Monday, October 15, 2007

Connection Card

Nelson Searcy of The Journey church in NYC, has a church development group called Churchleaderinsights.com. On it he teaches best practices of the church in North America. He is tenacious about finding these best practices. That tenacity probably was fueled by his business studies at Duke University.

One of the things I've been studying lately is the assimilation process. Nationally, the best average for retaining first time visitors is 25%. One out of four guests are likely to come back a second time. That is the same for growing churches across the nation regardless of overall attendance. Growing churches see a 5:100 ratio of first time guests to regular attenders, and have a follow-up of assimilation strategy in place. We have a system of follow-up worked out, and in the last couple months of using it, we are seeing a good return.

The centerpiece of our effort is called the Connection Card. This is a tool that is recommended by Searcy, and is used at growing churches all over the nation. The biggest key? Information. We have been surprised in just the first few weeks how people are able to communicate. We have a means now of receiving changing information like e-mail addresses, learning that people are interested in our membership class, volunteering for ministry, sharing prayer requests, and asking for counseling. But while that serves the regular attender's needs, the other side of the card is providing the information needed from guests.
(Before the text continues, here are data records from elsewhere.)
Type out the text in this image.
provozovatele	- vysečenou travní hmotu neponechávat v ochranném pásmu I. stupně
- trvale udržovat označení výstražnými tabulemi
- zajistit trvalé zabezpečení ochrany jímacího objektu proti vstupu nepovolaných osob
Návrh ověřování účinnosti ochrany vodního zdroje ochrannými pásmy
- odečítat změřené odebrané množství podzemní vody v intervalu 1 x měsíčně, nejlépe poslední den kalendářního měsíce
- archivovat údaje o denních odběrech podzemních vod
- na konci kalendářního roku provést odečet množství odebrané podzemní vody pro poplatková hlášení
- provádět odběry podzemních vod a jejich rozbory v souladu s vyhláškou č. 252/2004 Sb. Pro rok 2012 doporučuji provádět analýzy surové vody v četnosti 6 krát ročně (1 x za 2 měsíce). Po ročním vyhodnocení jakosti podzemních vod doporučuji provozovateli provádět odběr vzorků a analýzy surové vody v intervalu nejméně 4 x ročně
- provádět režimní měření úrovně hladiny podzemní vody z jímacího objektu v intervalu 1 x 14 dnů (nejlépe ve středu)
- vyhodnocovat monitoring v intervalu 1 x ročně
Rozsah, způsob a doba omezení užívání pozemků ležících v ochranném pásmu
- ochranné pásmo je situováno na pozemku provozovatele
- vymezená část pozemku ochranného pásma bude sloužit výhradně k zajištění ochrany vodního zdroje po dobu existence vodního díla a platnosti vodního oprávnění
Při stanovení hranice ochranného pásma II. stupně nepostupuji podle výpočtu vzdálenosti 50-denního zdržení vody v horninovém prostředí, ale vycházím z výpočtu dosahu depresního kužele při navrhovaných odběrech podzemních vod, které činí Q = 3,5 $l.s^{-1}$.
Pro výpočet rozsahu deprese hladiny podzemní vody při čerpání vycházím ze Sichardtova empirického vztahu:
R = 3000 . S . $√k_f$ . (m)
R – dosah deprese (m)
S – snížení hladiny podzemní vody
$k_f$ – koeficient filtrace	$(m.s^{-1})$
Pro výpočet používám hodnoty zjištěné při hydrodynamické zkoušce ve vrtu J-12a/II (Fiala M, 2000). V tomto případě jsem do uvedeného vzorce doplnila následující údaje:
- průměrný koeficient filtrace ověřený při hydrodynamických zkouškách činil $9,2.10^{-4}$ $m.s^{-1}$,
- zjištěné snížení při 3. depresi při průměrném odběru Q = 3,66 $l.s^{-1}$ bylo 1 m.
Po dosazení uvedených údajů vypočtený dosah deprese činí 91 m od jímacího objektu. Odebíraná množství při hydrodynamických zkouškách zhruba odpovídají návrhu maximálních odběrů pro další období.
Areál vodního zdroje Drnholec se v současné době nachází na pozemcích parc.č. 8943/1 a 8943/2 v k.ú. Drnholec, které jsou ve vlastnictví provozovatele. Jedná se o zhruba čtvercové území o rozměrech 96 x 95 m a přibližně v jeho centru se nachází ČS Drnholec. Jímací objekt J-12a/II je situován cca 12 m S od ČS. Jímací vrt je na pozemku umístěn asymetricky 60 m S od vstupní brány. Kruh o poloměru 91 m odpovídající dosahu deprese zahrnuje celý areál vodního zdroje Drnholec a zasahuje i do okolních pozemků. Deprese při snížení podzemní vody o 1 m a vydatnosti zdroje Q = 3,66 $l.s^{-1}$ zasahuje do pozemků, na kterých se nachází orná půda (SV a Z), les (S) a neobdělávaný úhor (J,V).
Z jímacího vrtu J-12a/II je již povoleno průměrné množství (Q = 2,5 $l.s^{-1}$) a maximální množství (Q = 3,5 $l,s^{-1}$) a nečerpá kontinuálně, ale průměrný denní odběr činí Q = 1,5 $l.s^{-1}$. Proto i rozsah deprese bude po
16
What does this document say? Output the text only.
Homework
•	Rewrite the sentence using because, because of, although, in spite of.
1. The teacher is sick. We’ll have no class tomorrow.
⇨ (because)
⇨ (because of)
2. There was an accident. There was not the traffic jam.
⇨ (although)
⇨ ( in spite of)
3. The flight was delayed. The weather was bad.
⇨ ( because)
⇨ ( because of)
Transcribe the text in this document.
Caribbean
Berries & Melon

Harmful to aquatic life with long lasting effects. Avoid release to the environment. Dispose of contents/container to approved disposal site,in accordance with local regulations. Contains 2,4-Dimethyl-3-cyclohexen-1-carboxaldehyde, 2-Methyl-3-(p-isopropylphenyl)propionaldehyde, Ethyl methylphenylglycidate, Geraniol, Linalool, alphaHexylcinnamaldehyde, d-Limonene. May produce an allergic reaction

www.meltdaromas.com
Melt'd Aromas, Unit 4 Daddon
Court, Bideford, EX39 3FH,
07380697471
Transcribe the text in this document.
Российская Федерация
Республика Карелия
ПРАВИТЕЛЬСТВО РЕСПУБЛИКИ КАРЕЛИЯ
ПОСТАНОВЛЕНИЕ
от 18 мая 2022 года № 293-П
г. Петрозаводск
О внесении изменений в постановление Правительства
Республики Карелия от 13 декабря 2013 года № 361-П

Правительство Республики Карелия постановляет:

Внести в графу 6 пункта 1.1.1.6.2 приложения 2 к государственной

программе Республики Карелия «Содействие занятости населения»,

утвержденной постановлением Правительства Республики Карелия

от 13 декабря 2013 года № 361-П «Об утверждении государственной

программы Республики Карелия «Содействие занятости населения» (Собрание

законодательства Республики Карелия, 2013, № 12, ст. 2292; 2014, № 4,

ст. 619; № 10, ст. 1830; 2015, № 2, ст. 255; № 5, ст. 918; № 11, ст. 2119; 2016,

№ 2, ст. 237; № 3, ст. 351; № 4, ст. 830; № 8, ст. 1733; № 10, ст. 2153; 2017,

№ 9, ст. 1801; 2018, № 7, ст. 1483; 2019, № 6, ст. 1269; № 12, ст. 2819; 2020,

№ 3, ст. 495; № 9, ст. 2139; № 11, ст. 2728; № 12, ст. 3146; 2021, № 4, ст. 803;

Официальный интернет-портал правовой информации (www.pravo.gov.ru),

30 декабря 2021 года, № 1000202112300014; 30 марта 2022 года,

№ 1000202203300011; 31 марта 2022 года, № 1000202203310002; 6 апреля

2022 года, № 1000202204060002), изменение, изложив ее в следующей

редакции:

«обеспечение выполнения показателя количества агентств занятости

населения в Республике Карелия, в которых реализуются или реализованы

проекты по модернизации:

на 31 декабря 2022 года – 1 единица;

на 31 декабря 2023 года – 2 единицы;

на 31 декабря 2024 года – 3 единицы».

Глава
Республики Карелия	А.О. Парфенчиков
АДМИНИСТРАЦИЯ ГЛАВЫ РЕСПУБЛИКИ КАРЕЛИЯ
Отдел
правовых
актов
Not every guest is going to stay, but what about the ones that want to stay. We have to be able to harvest information to help them navigate their way into our community. Providing name and contact information is a huge advantage in helping them connect. It's so important, that we take deliberate time at the end of each service to ask people to fill it out. Everyone. Everytime.

We've decided that it would be better to deliberately repetitive than haphazardly responsive to the people who attend, and especially our guests. We ask everyone to drop their card in a basket on the way out of FLRS 101. You know, it's interesting that even though, most of the cards don't give us any information because their regular attenders who don't have any change in their information, the action of them filling it out encourages guests to fill theirs out. Seeing regular attenders drop their card in encourages the first, second or third time guest to drop theirs in. So for the SRC, the connection of new guests is the responsibility of all of us.

Thanks for participating, and helping us grow.